In addition to cash, checks and credit cards, many businesses now accept cards that have a stored or redemptive value. Two examples of such cards are gift cards and rewards cards. Gift cards are purchased by a consumer for future use by the consumer or as a gift for a third party to use and are generally purchased for a particular dollar value that becomes the value of the card. Reward cards, on the other hand, are given to one or more consumers to encourage shopping and/or as a reward for particular actions such as, but not limited to, business loyalty, frequent shopping, or purchasing one or more particular goods or services.
With the prevalence of e-transactions, in addition to physical cards, stored or redemptive value cards such as gift and reward cards also can be used as virtual cards.

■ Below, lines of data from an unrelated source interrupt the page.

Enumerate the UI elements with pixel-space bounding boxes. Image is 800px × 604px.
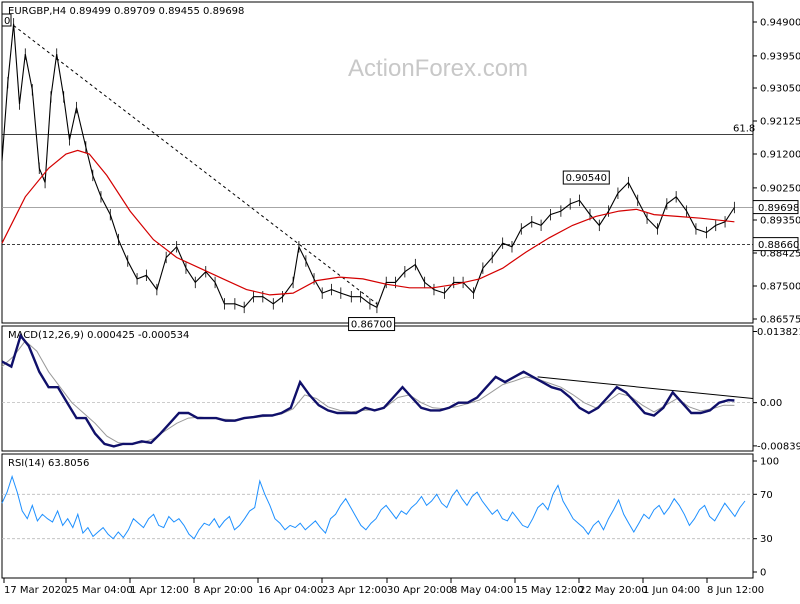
price-label: 0.88660 xyxy=(758,240,799,251)
top-left-marker-box xyxy=(1,13,12,27)
x-tick-label: 25 Mar 04:00 xyxy=(66,585,133,596)
rsi-y-tick-label: 0 xyxy=(760,568,766,579)
rsi-y-tick-label: 30 xyxy=(760,534,773,545)
macd-y-tick-label: 0.013821 xyxy=(757,327,800,338)
main-panel-frame xyxy=(1,1,754,324)
fib-label: 61.8 xyxy=(733,123,755,134)
x-tick-label: 22 May 20:00 xyxy=(579,585,648,596)
x-tick-label: 8 May 04:00 xyxy=(451,585,513,596)
price-line xyxy=(1,23,735,309)
moving-average-line xyxy=(1,149,735,296)
top-left-marker: 0 xyxy=(4,16,10,27)
main-y-tick-label: 0.91200 xyxy=(760,150,800,161)
x-tick-label: 8 Jun 12:00 xyxy=(707,585,764,596)
macd-y-tick-label: 0.00 xyxy=(760,398,782,409)
rsi-layer xyxy=(1,474,753,540)
axis-layer: 0.94900 0.93950 0.93050 0.92125 0.91200 0.902… xyxy=(3,18,800,596)
annotation-box xyxy=(348,317,396,332)
main-y-tick-label: 0.93950 xyxy=(760,51,800,62)
annotation-box xyxy=(562,170,610,185)
main-layer: 0.90540 0.86700 xyxy=(1,18,753,332)
main-y-tick-label: 0.90250 xyxy=(760,183,800,194)
rsi-label: RSI(14) 63.8056 xyxy=(8,458,89,469)
macd-line xyxy=(1,333,735,448)
watermark: ActionForex.com xyxy=(348,55,528,82)
macd-layer xyxy=(1,333,754,448)
macd-y-tick-label: -0.008397 xyxy=(757,441,800,452)
rsi-y-tick-label: 70 xyxy=(760,490,773,501)
main-y-tick-label: 0.89350 xyxy=(760,216,800,227)
rsi-panel-frame xyxy=(1,453,754,579)
annotation-label: 0.86700 xyxy=(351,320,392,331)
x-tick-label: 1 Apr 12:00 xyxy=(130,585,189,596)
main-y-tick-label: 0.87500 xyxy=(760,282,800,293)
annotation-label: 0.90540 xyxy=(566,173,607,184)
main-chart-title: EURGBP,H4 0.89499 0.89709 0.89455 0.8969… xyxy=(8,6,244,17)
main-y-tick-label: 0.86575 xyxy=(760,315,800,326)
rsi-line xyxy=(1,474,746,540)
price-label-box xyxy=(752,237,799,252)
macd-label: MACD(12,26,9) 0.000425 -0.000534 xyxy=(8,330,189,341)
macd-panel-frame xyxy=(1,325,754,452)
x-tick-label: 15 May 12:00 xyxy=(515,585,584,596)
main-y-tick-label: 0.88425 xyxy=(760,249,800,260)
x-tick-label: 17 Mar 2020 xyxy=(4,585,67,596)
price-label: 0.89698 xyxy=(758,203,799,214)
rsi-y-tick-label: 100 xyxy=(760,457,779,468)
macd-trendline xyxy=(537,376,754,400)
main-y-tick-label: 0.92125 xyxy=(760,117,800,128)
main-y-tick-label: 0.94900 xyxy=(760,18,800,29)
main-trendline xyxy=(13,25,378,305)
x-tick-label: 8 Apr 20:00 xyxy=(194,585,253,596)
x-tick-label: 1 Jun 04:00 xyxy=(643,585,700,596)
main-y-tick-label: 0.93050 xyxy=(760,84,800,95)
x-tick-label: 30 Apr 20:00 xyxy=(387,585,452,596)
x-tick-label: 23 Apr 12:00 xyxy=(322,585,387,596)
x-tick-label: 16 Apr 04:00 xyxy=(258,585,323,596)
price-label-box xyxy=(752,200,799,215)
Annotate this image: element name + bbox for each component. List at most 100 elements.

Physical cards are typically made of plastic or a laminated or thick paper stock and carry unique identifying information pertaining to the number of the account. In many cases, this information may be stored in, among other places, a magnetic strip or machine readable barcode on the card. Virtual cards on the other hand are typically delivered by electronic means such as, but not limited to, through websites, mobile devices, MMS messaging or SMS messaging. Virtual cards can take many forms including, but not limited to, images, a message, or a unique number contained in a message.
The primary parties other than the consumer typically involved in gift card and reward card transactions are merchants and a third database of record (e.g., Ceridian). An example of the typical interaction between merchants and the database-of record is shown in FIG. 1. To start, the database of record generates or creates one or more unique card numbers in step 10 and provides the merchant with those numbers in step 20, wherein the merchant can create or obtain cards with the numbers or store them for subsequent use. When a card is purchased, the merchant in step 30 funds the card with an initial balance that is transmitted to the database of record, which stores the current balance in step 40. If desired and allowed, the merchant can optionally set an expiration date for the card in step 50. When the card is presented for use, the merchant in step 60 scans or otherwise inputs or transmits information regarding the card to the database of record to check the balance of the card, which is returned by the database of record in step 70. Once the balance is transmitted to the merchant, the purchase price of the good(s) or overall transaction may be subtracted from the card's balance in step 80. If the card's value exceeds the subtracted amount, the remainder of the card's balance will be stored at the database of record in step 90. Once the card's balance reaches zero or the set expiration date passes, the card will expire and its balance, if not already set, will be reduced to zero in step 100.
In operation, the database of record charges a fee (e.g., a percentage of the card's value) for its various services related to the financing and management of the cards. The fees, which are generally transactionally-based, are charged regardless of whether the cards are actually used by the consumers. As a result, the process can be very inefficient for a merchant who must pay for services related to cards that may never be used by the consumers for any of a variety of reasons (e.g., card was lost, personal choice, etc.).
Therefore, there is a need to create a system and method for reducing costs associated with the issuance and use of gift and reward cards by merchants or other entities.